The Grand Janitor Blog V3 – Page 28 – Speech Recognition, Artificial Intelligence, and Random Musing of Arthur Chan

Developer’s meeting note at 2010

Post author By grandjanitor
Post date December 29, 2012
No Comments on Developer’s meeting note at 2010

This catches my eyes when I browse through CMUSphinx’s blog. That generally decides how the project will go.

http://cmusphinx.sourceforge.net/2010/03/development-meeting-notes/#more-157

Looks like resources is still an issue……

Where to start when tracing source code of a speech recognition toolkit?

Post author By grandjanitor
Post date December 29, 2012
2 Comments on Where to start when tracing source code of a speech recognition toolkit?

Modern speech recognition software are complicated piece of software. To understand it, you need to have some basic understanding of the principle of speech recognition, as well as some ideas on the programming language being used.

By now, you may hear a lot of people say they know about a speech recognizer. And by now, you probably realize that most of these people have absolutely no ideas what’s going on inside a recognizer. So if you are reading this blog message, you are probably telling yourself, “I might want to trace the codebase of some recognizers’ code.” Be it Sphinx, HTK, Julius, Kaldi or whatever codebase you are looking at.

For the above toolkits, I will say I only know in detail about Sphinx, probably a little bit about HTK’s HVite. But I won’t say the same for others. In fact, even in Sphinx, I only know intimately about Sphinx 3/SphinxTrain/sphinxbase triplet. So just like you, I hope to learn more.

So here it begs the question: how would you trace a speech recognition toolkit codebase? If you think it is easy, probably because you worked in speech recognition for a while and you probably shouldn’t read this post.

Let’s just use sphinx as an example, there are hundreds of files in each component of Sphinx. So where should you start? A blunt approach would be reading each of the file one by one. That’s not a smart the way. So here is a suggestion for you : focus on the following four things,

Viterbi algorithm
Workflow of training
Baum-Welch algorithm.
Estimation algorithms of language models.

When you know where the Viterbi algorithm is, you will soon figure out how the feature vector is generated. On the same vein: if you know where the Baum-Welch algorithm, you will probably know how the statistics are generated. If you know the workflow of the training, then you will understand the how the model is “evolved”. If you know how the language model is estimated, then you would have understanding of one of the most important heuristic of the search.

Some of you may protest, how about the front-end? Isn’t that important too? True, but not when you try to understand a codebase. For all practical purpose, a feature vector is just an N-dimensional vector. The waveform is just an NxT matrix. You can certainly do a lot of fancy things on this NxT matrix. But when you think of Viterbi and Baum-Welch, they probably just read the frames and then calculate Gaussian distribution. That’s pretty much it’s how much you want to know a front-end.

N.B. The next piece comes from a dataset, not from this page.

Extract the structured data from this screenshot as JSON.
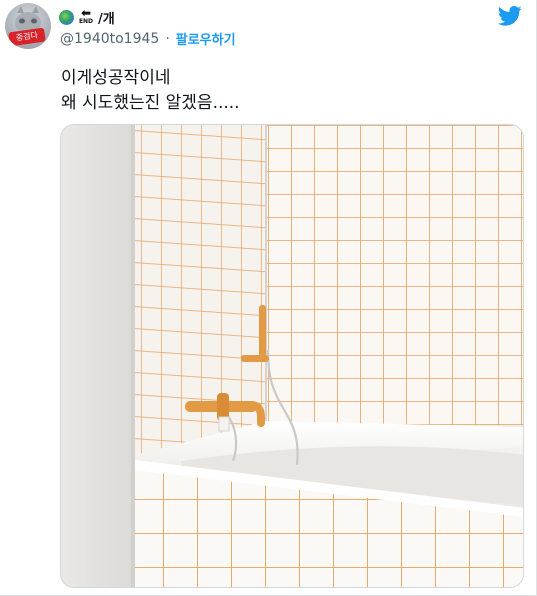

How about adaptation algorithms? That I think it’s important. But it should probably go after understanding of the major things in the code. Because no matter whether you are doing adaptation online or doing this in speaker adaptive training. It is something on top of the Baum-Welch algorithm. Some implementation stick adaptation within the Baum-Welch executable. There is certainly nothing wrong about it. But it is still a kind of add-on.

How about decoding API? Those are useful things to know but it is more important when you just need to write an application. For example, in Sphinx4, you just need to know how to call the Recognizer class. In sphinx3, live_decode is what you need to know. But only understanding those won’t give you too much insights of how the decoder really works.

How about the data structure? Those are sort of important and should be understood when you try to understand a certain algorithm. In the case of languages such as Java and C++, you should probably take notes on a custom-made data structure. Or whether the designer call a specific data structure libraries. Like Boost in C++.

I guess this pretty much sums it all. Now let me get back to one non-trivial item on the list, which is the workflow of training. Many of you might think that recognition systems differ from each other because they have different decoders. Dead wrong! As I stressed from time to time, they differ because they have different acoustic models and language models. So that’s why in many research labs, much effort was put on preserving the parameters and procedures of how models is trained. Much effort was also put to fine tuned this procedure.

On this part, I got to say open source speech recognition still has long long way to go. For starter, there is no much sharing of recipes among speech hobbyists. What many try to do is to search for a good model. If you don’t know how to train a model, you probably don’t even know how to improve it for you own project.

Arthur

beginner Eclipse installation jsapi package explorer problems windows Sphinx4 subclipse svn tutorial

Sphinx 4 from a C Background : Setting up Eclipse as the IDE

Post author By grandjanitor
Post date December 28, 2012
2 Comments on Sphinx 4 from a C Background : Setting up Eclipse as the IDE

This is another baby step on how one can learn about Sphinx 4. As I mentioned in the previous post, it is nicer to use an IDE when you use Java code. Since I have some exposure in Eclipse, I choose it as an example on how to setup a Sphinx 4 build.

Before I go on there were many posts, written by others, discuss the procedure. You may take a look of them as well.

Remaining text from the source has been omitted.